- Born: 1989 (age 36–37) Moscow, Russia
- Education: Columbia University
- Occupation: Documentary photographer
- Website: www.dianamarkosian.com

= Diana Markosian =

American documentary photographer, writer, and filmmaker

Diana Markosian (born 1989) is an American artist of Armenian descent working as a documentary photographer, writer, and filmmaker.

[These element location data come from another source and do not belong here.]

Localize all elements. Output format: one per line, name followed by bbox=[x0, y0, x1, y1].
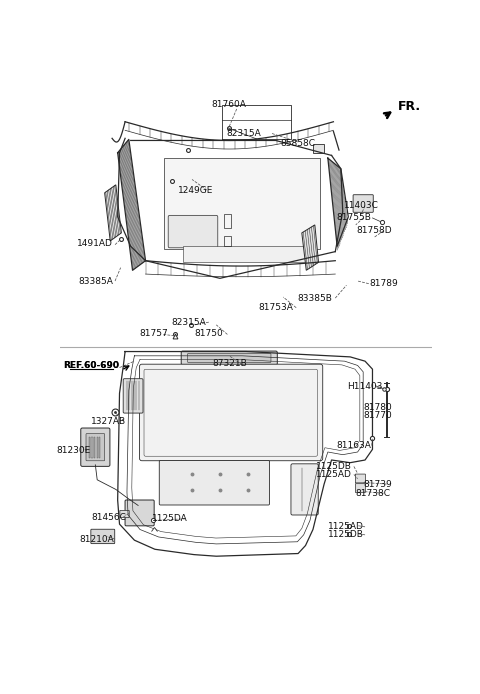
Text: 1125DB: 1125DB bbox=[328, 530, 364, 539]
FancyBboxPatch shape bbox=[140, 364, 323, 461]
Bar bbox=[224, 214, 231, 228]
Text: 81770: 81770 bbox=[364, 411, 393, 420]
Text: 83385B: 83385B bbox=[298, 294, 332, 303]
Text: 1491AD: 1491AD bbox=[77, 239, 113, 248]
Text: 81758D: 81758D bbox=[357, 226, 392, 235]
Text: 81750: 81750 bbox=[194, 330, 223, 339]
FancyBboxPatch shape bbox=[183, 246, 313, 262]
FancyBboxPatch shape bbox=[188, 353, 271, 362]
FancyBboxPatch shape bbox=[168, 215, 218, 248]
Text: 81757: 81757 bbox=[140, 330, 168, 339]
FancyBboxPatch shape bbox=[181, 351, 277, 365]
Polygon shape bbox=[105, 185, 121, 241]
Text: 1249GE: 1249GE bbox=[178, 186, 214, 194]
FancyBboxPatch shape bbox=[164, 158, 321, 249]
Bar bbox=[313, 144, 324, 153]
Text: 81760A: 81760A bbox=[212, 100, 247, 109]
FancyBboxPatch shape bbox=[86, 434, 105, 461]
FancyBboxPatch shape bbox=[291, 464, 318, 515]
Text: 81755B: 81755B bbox=[336, 214, 372, 223]
FancyBboxPatch shape bbox=[120, 510, 129, 518]
Bar bbox=[89, 437, 90, 459]
Text: 81456C: 81456C bbox=[91, 513, 126, 522]
Text: 1125DB: 1125DB bbox=[315, 462, 351, 471]
Text: 82315A: 82315A bbox=[227, 129, 262, 138]
Text: 81163A: 81163A bbox=[336, 441, 372, 450]
Bar bbox=[94, 437, 95, 459]
Bar bbox=[96, 437, 98, 459]
Text: 81789: 81789 bbox=[369, 279, 398, 288]
Text: 81230E: 81230E bbox=[56, 446, 90, 455]
FancyBboxPatch shape bbox=[91, 530, 115, 543]
Text: 1125DA: 1125DA bbox=[152, 514, 188, 523]
Text: 82315A: 82315A bbox=[171, 318, 206, 327]
Text: 85858C: 85858C bbox=[281, 139, 315, 148]
Text: 81753A: 81753A bbox=[258, 303, 293, 312]
Polygon shape bbox=[302, 225, 319, 271]
FancyBboxPatch shape bbox=[355, 474, 365, 483]
Text: 1125AD: 1125AD bbox=[328, 523, 364, 532]
FancyBboxPatch shape bbox=[123, 379, 143, 413]
FancyBboxPatch shape bbox=[81, 428, 110, 466]
FancyBboxPatch shape bbox=[125, 500, 154, 526]
Text: 1125AD: 1125AD bbox=[315, 470, 351, 479]
Bar bbox=[91, 437, 93, 459]
Bar bbox=[224, 235, 231, 246]
Text: 11403C: 11403C bbox=[344, 201, 379, 210]
Text: 83385A: 83385A bbox=[78, 276, 113, 285]
Text: 81210A: 81210A bbox=[79, 534, 114, 543]
Text: 81738C: 81738C bbox=[355, 489, 390, 498]
Bar bbox=[99, 437, 100, 459]
FancyBboxPatch shape bbox=[355, 484, 365, 493]
Text: 1327AB: 1327AB bbox=[91, 416, 126, 425]
Text: REF.60-690: REF.60-690 bbox=[64, 361, 120, 370]
Text: 81739: 81739 bbox=[364, 480, 393, 489]
FancyBboxPatch shape bbox=[353, 195, 373, 212]
Text: REF.60-690: REF.60-690 bbox=[64, 361, 120, 370]
Text: 87321B: 87321B bbox=[212, 359, 247, 369]
FancyBboxPatch shape bbox=[159, 460, 269, 505]
Text: 81780: 81780 bbox=[364, 403, 393, 412]
Text: H11403: H11403 bbox=[348, 382, 383, 391]
Text: FR.: FR. bbox=[398, 101, 421, 113]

Markosian is known for her photo essays, including Inventing My Father, (2013-2014) about her relationship with her father, and 1915, (2015) about the lives of those who survived the Armenian genocide and the land from which they were expelled. Her most recent project, Santa Barbara, published by Aperture, reconstructs her mother's journey from post-Soviet Russia to America, inspired by a 1980s American soap opera. Through a series of staged photographs and a narrative video, the artist reconsiders her family history from her mother’s perspective, relating to her for the first time as a woman rather than a parent, and coming to terms with the profound sacrifices her mother made to become an American.

== Personal life ==
Markosian was born in Moscow. In 1996, she moved to California with her mother and her brother, while her father remained in Russia. She had no contact with him until 23, when she found her father in Armenia, after 15 years of being apart.

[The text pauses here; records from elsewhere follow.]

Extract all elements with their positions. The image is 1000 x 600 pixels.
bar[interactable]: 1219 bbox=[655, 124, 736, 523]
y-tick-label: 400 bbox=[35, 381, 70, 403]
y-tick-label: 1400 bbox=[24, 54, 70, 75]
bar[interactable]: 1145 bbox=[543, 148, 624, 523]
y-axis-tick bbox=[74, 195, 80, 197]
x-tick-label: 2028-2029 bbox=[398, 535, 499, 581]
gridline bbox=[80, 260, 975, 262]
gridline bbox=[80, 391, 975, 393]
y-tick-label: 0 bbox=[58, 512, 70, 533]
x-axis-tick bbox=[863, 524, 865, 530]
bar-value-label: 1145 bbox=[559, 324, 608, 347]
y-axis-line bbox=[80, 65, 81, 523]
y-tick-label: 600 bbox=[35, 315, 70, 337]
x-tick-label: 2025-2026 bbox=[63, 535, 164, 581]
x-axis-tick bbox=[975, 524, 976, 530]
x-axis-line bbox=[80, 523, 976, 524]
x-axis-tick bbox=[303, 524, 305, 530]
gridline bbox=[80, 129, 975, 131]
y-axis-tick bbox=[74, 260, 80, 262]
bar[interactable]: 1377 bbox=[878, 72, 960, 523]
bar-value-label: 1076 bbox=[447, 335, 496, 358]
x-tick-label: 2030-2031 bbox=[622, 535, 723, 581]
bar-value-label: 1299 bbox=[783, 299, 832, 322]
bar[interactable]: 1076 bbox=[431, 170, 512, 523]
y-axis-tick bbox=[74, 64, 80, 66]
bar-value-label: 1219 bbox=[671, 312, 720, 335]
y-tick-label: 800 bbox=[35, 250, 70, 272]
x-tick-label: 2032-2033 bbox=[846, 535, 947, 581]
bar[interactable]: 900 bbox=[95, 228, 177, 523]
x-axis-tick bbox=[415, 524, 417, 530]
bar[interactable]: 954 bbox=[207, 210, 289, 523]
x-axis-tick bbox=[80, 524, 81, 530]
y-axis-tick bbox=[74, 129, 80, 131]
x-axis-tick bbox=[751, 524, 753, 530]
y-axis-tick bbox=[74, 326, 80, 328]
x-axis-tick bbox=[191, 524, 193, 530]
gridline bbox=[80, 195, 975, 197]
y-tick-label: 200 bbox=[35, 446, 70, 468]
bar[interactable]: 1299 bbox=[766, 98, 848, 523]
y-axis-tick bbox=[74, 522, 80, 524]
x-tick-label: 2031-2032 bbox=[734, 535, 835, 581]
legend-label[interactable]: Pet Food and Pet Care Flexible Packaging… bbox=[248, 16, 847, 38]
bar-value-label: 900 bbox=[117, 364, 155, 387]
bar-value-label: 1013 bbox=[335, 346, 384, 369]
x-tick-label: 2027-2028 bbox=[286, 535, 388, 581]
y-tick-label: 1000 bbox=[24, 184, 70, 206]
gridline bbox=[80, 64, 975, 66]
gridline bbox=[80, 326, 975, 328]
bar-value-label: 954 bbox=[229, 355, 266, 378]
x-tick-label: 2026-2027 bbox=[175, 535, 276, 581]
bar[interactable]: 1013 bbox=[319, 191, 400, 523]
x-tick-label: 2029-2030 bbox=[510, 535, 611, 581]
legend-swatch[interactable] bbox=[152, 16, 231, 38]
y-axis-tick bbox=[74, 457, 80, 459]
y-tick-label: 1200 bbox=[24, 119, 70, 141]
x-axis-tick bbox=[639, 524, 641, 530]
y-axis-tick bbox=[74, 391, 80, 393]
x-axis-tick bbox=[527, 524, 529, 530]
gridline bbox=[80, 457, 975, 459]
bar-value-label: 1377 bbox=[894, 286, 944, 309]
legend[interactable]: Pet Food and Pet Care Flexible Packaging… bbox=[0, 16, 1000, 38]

Markosian graduated summa cum laude with a bachelor of arts in history and international studies in 2008, and earned a Master of Science from Columbia University's Graduate School of Journalism in 2010 at the age of 20.

=== 2011 incident in Azerbaijan ===
In 2011, Markosian was sent to Azerbaijan as a photographer for Bloomberg, but she was denied entrance to the country, which was at war with Armenia at the time. Markosian is of Armenian descent but not a citizen of Armenia. The authorities said they couldn't provide her with the "security" she would need because of her Armenian last name. Markosian was held in detention overnight, until she was eventually deported.

== Photography ==
Markosian began her career at 20. Her editorial and personal work has taken her to some of the most remote corners of the world. She worked on assignments for publications including National Geographic Magazine, The New Yorker and The New York Times. For her first assignment for National National Geographic Magazine in 2015, she was commissioned to explore the power and legacy of the Virgin Mary. This ability to photograph "things that are no longer there" has become a signature of her work. Her images have since been published by The Financial Times, World Policy Journal, The New York Times, Foreign Policy, The Times, Human Rights Watch, Amnesty International, amongst other publications.

=== Awards ===
She won the Columbia School of Journalism's annual photography prize, and was chosen as a duPont Fellow. She was selected for the Joop Swart Masterclass from World Press Photo and was the winner of the Magnum Emerging Photographer Fund in 2013. In 2015, she was selected as the first recipient of the Chris Hondros Emerging Photographer Award. The same year, the British Journal of Photography selected her in its global survey of "Ones to Watch". In 2016, Markosian became a nominee member of Magnum Photos. In 2018, she was awarded the Elliott Erwitt Fellowship to travel to Cuba, where she documented the coming of age of young girls in Havana. The work she created was exhibited as a solo show at the Grand Palais in Paris Photo and Photo Espana. She was awarded 1st Place in Contemporary Issues from World Press Photo for an image of Pura, a young girl who was diagnosed with a brain tumor as a child, and was photographed celebrating her quinceanera.